CPI Inflation (% year-on-year)
Improved confidence
Also released today, the Consumer Confidence Index (CCI) rose to 48.2 in May from a record low of 47.2 in April. Coming on the heels of a pick-up in the Business Sentiment Index (BSI) in the month (to 34.4 from 32.6), the data reflects a stabilising Covid-19 situation and gradual relaxation of movement restrictions.
However, these indexes still correspond to our forecast of a record GDP contraction in the current quarter, by 8.3% YoY (see chart).
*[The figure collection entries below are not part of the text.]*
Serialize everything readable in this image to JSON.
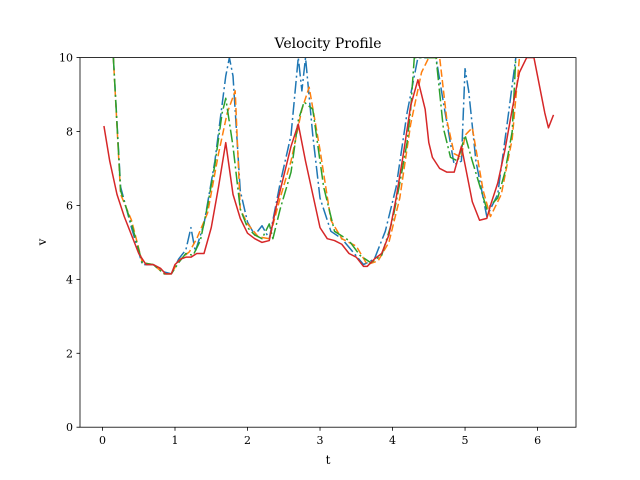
{
  "chart_data": {
    "type": "line",
    "title": "Velocity Profile",
    "xlabel": "t",
    "ylabel": "v",
    "xlim": [
      -0.31,
      6.53
    ],
    "ylim": [
      0,
      10
    ],
    "x_ticks": [
      0,
      1,
      2,
      3,
      4,
      5,
      6
    ],
    "y_ticks": [
      0,
      2,
      4,
      6,
      8,
      10
    ],
    "grid": false,
    "legend": "none",
    "series": [
      {
        "color": "#1f77b4",
        "style": "dash-dot",
        "x": [
          0.15,
          0.25,
          0.4,
          0.55,
          0.7,
          0.85,
          0.95,
          1.05,
          1.15,
          1.22,
          1.28,
          1.4,
          1.55,
          1.7,
          1.75,
          1.8,
          1.9,
          2.0,
          2.1,
          2.2,
          2.3,
          2.45,
          2.6,
          2.7,
          2.75,
          2.8,
          2.9,
          3.0,
          3.15,
          3.3,
          3.45,
          3.6,
          3.75,
          3.9,
          4.05,
          4.2,
          4.35,
          4.5,
          4.6,
          4.7,
          4.85,
          4.95,
          5.0,
          5.05,
          5.15,
          5.3,
          5.45,
          5.6,
          5.7
        ],
        "y": [
          10,
          6.5,
          5.4,
          4.4,
          4.4,
          4.2,
          4.15,
          4.55,
          4.8,
          5.4,
          4.75,
          5.5,
          7.2,
          9.5,
          10,
          9.5,
          6.4,
          5.55,
          5.2,
          5.45,
          5.1,
          6.6,
          7.9,
          10,
          9.1,
          10,
          7.9,
          6.2,
          5.3,
          5.1,
          4.75,
          4.4,
          4.55,
          5.3,
          6.5,
          8.5,
          10,
          10,
          10,
          8.8,
          7.1,
          7.2,
          9.7,
          9.1,
          7.2,
          5.7,
          6.3,
          8.5,
          10
        ]
      },
      {
        "color": "#ff7f0e",
        "style": "dashed",
        "x": [
          0.15,
          0.25,
          0.4,
          0.55,
          0.7,
          0.85,
          0.95,
          1.05,
          1.2,
          1.3,
          1.45,
          1.6,
          1.72,
          1.83,
          1.9,
          2.0,
          2.15,
          2.3,
          2.45,
          2.6,
          2.75,
          2.85,
          3.0,
          3.15,
          3.3,
          3.5,
          3.65,
          3.8,
          3.95,
          4.1,
          4.25,
          4.4,
          4.5,
          4.6,
          4.65,
          4.75,
          4.85,
          4.95,
          5.0,
          5.1,
          5.25,
          5.35,
          5.5,
          5.65,
          5.75
        ],
        "y": [
          10,
          6.3,
          5.6,
          4.45,
          4.4,
          4.15,
          4.15,
          4.5,
          4.75,
          5.1,
          5.8,
          7.4,
          8.5,
          9.1,
          5.9,
          5.5,
          5.15,
          5.1,
          6.2,
          7.2,
          8.6,
          9.2,
          7.5,
          5.6,
          5.1,
          4.9,
          4.4,
          4.5,
          5.0,
          6.2,
          8.2,
          9.6,
          10,
          10,
          10,
          8.3,
          7.4,
          7.3,
          7.9,
          8.1,
          6.4,
          5.7,
          6.3,
          7.8,
          10
        ]
      },
      {
        "color": "#2ca02c",
        "style": "dash-dot",
        "x": [
          0.15,
          0.25,
          0.4,
          0.55,
          0.7,
          0.85,
          0.95,
          1.05,
          1.15,
          1.25,
          1.35,
          1.45,
          1.55,
          1.65,
          1.7,
          1.8,
          1.9,
          2.0,
          2.1,
          2.2,
          2.3,
          2.35,
          2.45,
          2.6,
          2.7,
          2.78,
          2.9,
          3.05,
          3.2,
          3.4,
          3.55,
          3.7,
          3.85,
          4.0,
          4.1,
          4.2,
          4.25,
          4.3,
          4.6,
          4.7,
          4.8,
          4.9,
          5.0,
          5.1,
          5.3,
          5.45,
          5.55,
          5.65,
          5.7
        ],
        "y": [
          10,
          6.4,
          5.5,
          4.45,
          4.4,
          4.15,
          4.15,
          4.45,
          4.7,
          4.65,
          5.05,
          6.0,
          7.1,
          8.5,
          8.9,
          7.6,
          5.9,
          5.4,
          5.2,
          5.1,
          5.5,
          5.1,
          5.9,
          6.9,
          8.3,
          8.8,
          8.6,
          6.5,
          5.3,
          5.05,
          4.65,
          4.45,
          4.65,
          5.6,
          6.6,
          7.7,
          8.6,
          10,
          10,
          8.1,
          7.3,
          7.2,
          7.9,
          7.2,
          5.9,
          6.2,
          6.9,
          8.0,
          10
        ]
      },
      {
        "color": "#d62728",
        "style": "solid",
        "x": [
          0.02,
          0.1,
          0.2,
          0.3,
          0.4,
          0.5,
          0.6,
          0.7,
          0.8,
          0.87,
          0.95,
          1.0,
          1.08,
          1.15,
          1.22,
          1.3,
          1.4,
          1.5,
          1.6,
          1.7,
          1.8,
          1.9,
          2.0,
          2.1,
          2.2,
          2.3,
          2.4,
          2.5,
          2.6,
          2.7,
          2.8,
          2.9,
          3.0,
          3.1,
          3.2,
          3.3,
          3.4,
          3.5,
          3.6,
          3.65,
          3.75,
          3.85,
          3.95,
          4.05,
          4.15,
          4.25,
          4.35,
          4.45,
          4.5,
          4.55,
          4.65,
          4.75,
          4.85,
          4.95,
          5.0,
          5.05,
          5.1,
          5.2,
          5.3,
          5.35,
          5.45,
          5.55,
          5.65,
          5.75,
          5.85,
          5.9,
          5.95,
          6.0,
          6.05,
          6.1,
          6.15,
          6.22
        ],
        "y": [
          8.15,
          7.2,
          6.3,
          5.7,
          5.2,
          4.7,
          4.4,
          4.4,
          4.3,
          4.15,
          4.15,
          4.4,
          4.55,
          4.6,
          4.6,
          4.7,
          4.7,
          5.4,
          6.5,
          7.7,
          6.3,
          5.65,
          5.25,
          5.1,
          5.0,
          5.05,
          6.0,
          6.8,
          7.6,
          8.2,
          7.2,
          6.3,
          5.4,
          5.1,
          5.05,
          4.95,
          4.7,
          4.6,
          4.35,
          4.35,
          4.55,
          4.7,
          5.2,
          6.2,
          7.4,
          8.7,
          9.4,
          8.6,
          7.7,
          7.3,
          7.0,
          6.9,
          6.9,
          7.6,
          7.1,
          6.6,
          6.1,
          5.6,
          5.65,
          6.0,
          6.6,
          7.5,
          8.6,
          9.6,
          10,
          10,
          10,
          9.5,
          9.0,
          8.5,
          8.1,
          8.45
        ]
      }
    ]
  }
}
Weak confidence, weak GDP growth
What all this means for policy?
Falling inflation supports the argument for more Bank of Thailand (central bank) monetary easing. However, a total 75 basis point BoT rate cut so far this year has taken the policy rate to an all-time low of 0.50%, from where there isn’t much space for it to fall further. Moreover, the divide among policymakers over the latest 25bp cut on 20 May, with some favouring no change, points to the end of the easing cycle.
With rate policy reaching its limits and the government going on a borrowing spree to fund huge fiscal stimulus, the idea of unconventional or quantitative easing (QE) has been floating around. We don’t see the BoT moving to that path in the near-term.